VDOT Moves Forward on Route 151 Corridor Study


By Kathy Johnson 

Public turnout was somewhat low at the VDOT meeting held at the Rockfish River Elementary School May 16. Meanwhile VDOT’s plans for safety enhancements along Route 151 move ahead.

Over the past five years traffic crashes along a 14-mile stretch of the highway have resulted in four deaths and more than 50 injuries. Between 2008 and 2011, there were 111 reported crashes resulting in 53 injuries and two fatalities (the other two occurred in 2012). The full corridor, designated as being Route 151 between US 250 and Beech Grove Road, has a slightly lower than statewide average for similar areas in injury rates, but the segment from Afton Mountain Road to Route 250 is slightly higher.

VDOT staff at the meeting showed plans of possible safety changes and said the idea is to keep Rt. 151 a two-lane, rural highway. VDOT’s next step is to incorporate the public feedback in a final report for Nelson County.

Details from the report found “nearly 25 percent of all crashes occur on Saturdays” and the top four crash types comprise nearly 85 percent of all crashes: 1) rear end collisions; 2) deer or wildlife; 3) angle; and 4) fixed objects/off road.

Of the four fatalities, two occurred at the intersection of Rt.151 and US 250 (2012); one between Beech Grove Road and River Road; and the other between River Road and Afton Mountain Road.

Possible improvements at Route 151 and US 250 include offsetting the eastbound right turn lane; adding a northbound right turn lane; signalizing the intersection or turning it into a roundabout. VDOT says that roundabouts slow traffic and reduce the severity of crashes and that they provide service comparable to a signalized intersection.

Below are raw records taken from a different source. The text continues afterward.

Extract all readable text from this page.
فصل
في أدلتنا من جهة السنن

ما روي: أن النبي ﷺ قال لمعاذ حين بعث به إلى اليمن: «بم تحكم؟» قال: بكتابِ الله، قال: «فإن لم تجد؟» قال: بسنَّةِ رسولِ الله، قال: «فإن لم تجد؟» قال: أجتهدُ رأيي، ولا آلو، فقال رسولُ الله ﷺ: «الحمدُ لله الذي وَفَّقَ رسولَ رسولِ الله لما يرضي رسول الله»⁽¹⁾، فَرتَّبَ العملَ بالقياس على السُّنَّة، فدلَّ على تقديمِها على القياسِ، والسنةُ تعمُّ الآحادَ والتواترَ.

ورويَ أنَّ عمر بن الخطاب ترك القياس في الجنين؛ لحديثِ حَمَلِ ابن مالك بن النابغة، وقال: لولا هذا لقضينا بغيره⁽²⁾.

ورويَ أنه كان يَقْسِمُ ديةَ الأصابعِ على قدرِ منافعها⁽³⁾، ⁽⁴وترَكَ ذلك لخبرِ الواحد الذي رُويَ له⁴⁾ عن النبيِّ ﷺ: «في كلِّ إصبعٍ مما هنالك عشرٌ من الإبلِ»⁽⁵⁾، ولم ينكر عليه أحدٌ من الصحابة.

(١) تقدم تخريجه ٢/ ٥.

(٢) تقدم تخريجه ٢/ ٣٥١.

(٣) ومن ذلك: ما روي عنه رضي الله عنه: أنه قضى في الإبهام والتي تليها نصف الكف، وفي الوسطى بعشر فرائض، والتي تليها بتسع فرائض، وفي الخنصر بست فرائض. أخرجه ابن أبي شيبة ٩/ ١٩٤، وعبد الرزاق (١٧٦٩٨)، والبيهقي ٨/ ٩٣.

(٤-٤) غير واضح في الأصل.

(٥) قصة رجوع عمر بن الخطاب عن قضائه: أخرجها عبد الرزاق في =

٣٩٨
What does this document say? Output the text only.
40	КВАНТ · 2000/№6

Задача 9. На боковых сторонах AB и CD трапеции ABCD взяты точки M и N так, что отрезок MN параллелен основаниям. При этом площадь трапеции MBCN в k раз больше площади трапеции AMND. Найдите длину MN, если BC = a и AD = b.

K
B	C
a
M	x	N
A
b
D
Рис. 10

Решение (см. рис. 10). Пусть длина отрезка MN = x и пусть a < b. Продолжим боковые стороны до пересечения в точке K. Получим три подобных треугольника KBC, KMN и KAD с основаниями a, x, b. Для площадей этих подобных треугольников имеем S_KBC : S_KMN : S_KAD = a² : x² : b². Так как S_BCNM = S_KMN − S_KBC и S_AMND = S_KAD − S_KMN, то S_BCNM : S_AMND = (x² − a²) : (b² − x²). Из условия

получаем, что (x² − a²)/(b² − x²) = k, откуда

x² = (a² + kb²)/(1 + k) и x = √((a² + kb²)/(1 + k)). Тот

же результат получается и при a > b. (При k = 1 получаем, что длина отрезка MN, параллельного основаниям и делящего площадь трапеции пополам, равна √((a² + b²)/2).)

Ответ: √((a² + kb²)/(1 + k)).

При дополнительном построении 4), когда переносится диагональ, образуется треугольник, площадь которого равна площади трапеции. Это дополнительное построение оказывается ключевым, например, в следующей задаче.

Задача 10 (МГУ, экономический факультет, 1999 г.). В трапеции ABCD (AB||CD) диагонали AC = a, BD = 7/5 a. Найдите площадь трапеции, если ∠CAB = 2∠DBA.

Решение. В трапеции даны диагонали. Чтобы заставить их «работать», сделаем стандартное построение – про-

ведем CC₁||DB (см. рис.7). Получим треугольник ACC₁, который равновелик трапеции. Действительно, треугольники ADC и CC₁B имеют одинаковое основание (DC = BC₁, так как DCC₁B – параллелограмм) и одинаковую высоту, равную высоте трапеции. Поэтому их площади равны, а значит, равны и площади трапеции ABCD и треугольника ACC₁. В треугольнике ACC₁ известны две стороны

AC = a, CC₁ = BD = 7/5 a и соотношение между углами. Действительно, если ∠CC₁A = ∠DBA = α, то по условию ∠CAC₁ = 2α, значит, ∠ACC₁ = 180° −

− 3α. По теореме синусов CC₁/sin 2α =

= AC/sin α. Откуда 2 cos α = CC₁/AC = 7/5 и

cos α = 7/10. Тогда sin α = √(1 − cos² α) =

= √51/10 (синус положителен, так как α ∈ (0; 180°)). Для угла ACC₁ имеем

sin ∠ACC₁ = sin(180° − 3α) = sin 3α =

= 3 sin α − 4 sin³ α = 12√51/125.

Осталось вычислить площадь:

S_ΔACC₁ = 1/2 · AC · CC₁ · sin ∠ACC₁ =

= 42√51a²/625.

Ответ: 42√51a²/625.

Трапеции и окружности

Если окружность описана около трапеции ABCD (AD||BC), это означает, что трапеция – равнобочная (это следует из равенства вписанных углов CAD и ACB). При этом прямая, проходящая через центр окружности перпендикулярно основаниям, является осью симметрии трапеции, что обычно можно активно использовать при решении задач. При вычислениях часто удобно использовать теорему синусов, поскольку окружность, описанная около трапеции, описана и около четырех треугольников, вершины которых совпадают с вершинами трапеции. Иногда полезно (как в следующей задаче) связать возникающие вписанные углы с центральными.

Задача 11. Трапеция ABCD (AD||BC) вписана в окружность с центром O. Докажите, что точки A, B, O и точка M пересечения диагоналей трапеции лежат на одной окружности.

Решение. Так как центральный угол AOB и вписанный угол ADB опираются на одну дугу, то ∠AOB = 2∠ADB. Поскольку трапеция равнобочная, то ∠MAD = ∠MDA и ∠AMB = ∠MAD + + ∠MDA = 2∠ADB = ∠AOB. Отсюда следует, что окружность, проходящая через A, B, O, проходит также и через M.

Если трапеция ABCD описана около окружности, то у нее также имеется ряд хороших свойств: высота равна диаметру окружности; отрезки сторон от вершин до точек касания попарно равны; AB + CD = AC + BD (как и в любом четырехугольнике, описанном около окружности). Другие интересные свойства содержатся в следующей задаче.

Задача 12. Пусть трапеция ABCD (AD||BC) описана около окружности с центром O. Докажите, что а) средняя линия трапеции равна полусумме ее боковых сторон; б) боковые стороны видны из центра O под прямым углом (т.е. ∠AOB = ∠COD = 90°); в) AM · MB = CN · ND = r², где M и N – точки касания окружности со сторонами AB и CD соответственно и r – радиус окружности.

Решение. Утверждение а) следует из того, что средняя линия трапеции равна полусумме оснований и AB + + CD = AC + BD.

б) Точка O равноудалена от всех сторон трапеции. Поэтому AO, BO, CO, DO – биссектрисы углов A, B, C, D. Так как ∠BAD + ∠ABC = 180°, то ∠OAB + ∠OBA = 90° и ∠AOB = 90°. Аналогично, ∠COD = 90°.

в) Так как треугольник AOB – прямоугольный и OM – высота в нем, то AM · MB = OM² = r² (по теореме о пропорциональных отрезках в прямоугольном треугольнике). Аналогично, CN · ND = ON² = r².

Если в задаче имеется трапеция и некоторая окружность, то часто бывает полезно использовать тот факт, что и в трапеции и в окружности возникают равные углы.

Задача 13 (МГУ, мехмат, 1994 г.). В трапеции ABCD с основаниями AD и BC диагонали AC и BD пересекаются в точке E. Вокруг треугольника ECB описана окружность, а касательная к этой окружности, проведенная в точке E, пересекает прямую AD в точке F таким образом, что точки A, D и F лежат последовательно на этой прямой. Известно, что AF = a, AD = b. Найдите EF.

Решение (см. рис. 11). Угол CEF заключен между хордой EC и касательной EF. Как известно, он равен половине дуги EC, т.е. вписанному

VDOT wants to see more consolidation of existing driveways that are close to intersections along Rt.151, more shared driveways for closely spaced businesses, and the creation of inter-parcel connections. Other recommendations include the reconstruction of Route 151 to current geometric standards, installation of new guardrails and improved signage.

Most of those who attended the May 28 meeting were generally favorable to VDOT recommendations, according to Rick Youngblood, project manager and district planner.

VDOT staffers said plans to improve truck safety include continuing enforcement of speed limit and oversized regulations as well as improvements to the Interstate 64- Route 29 interchange, which VDOT has under study.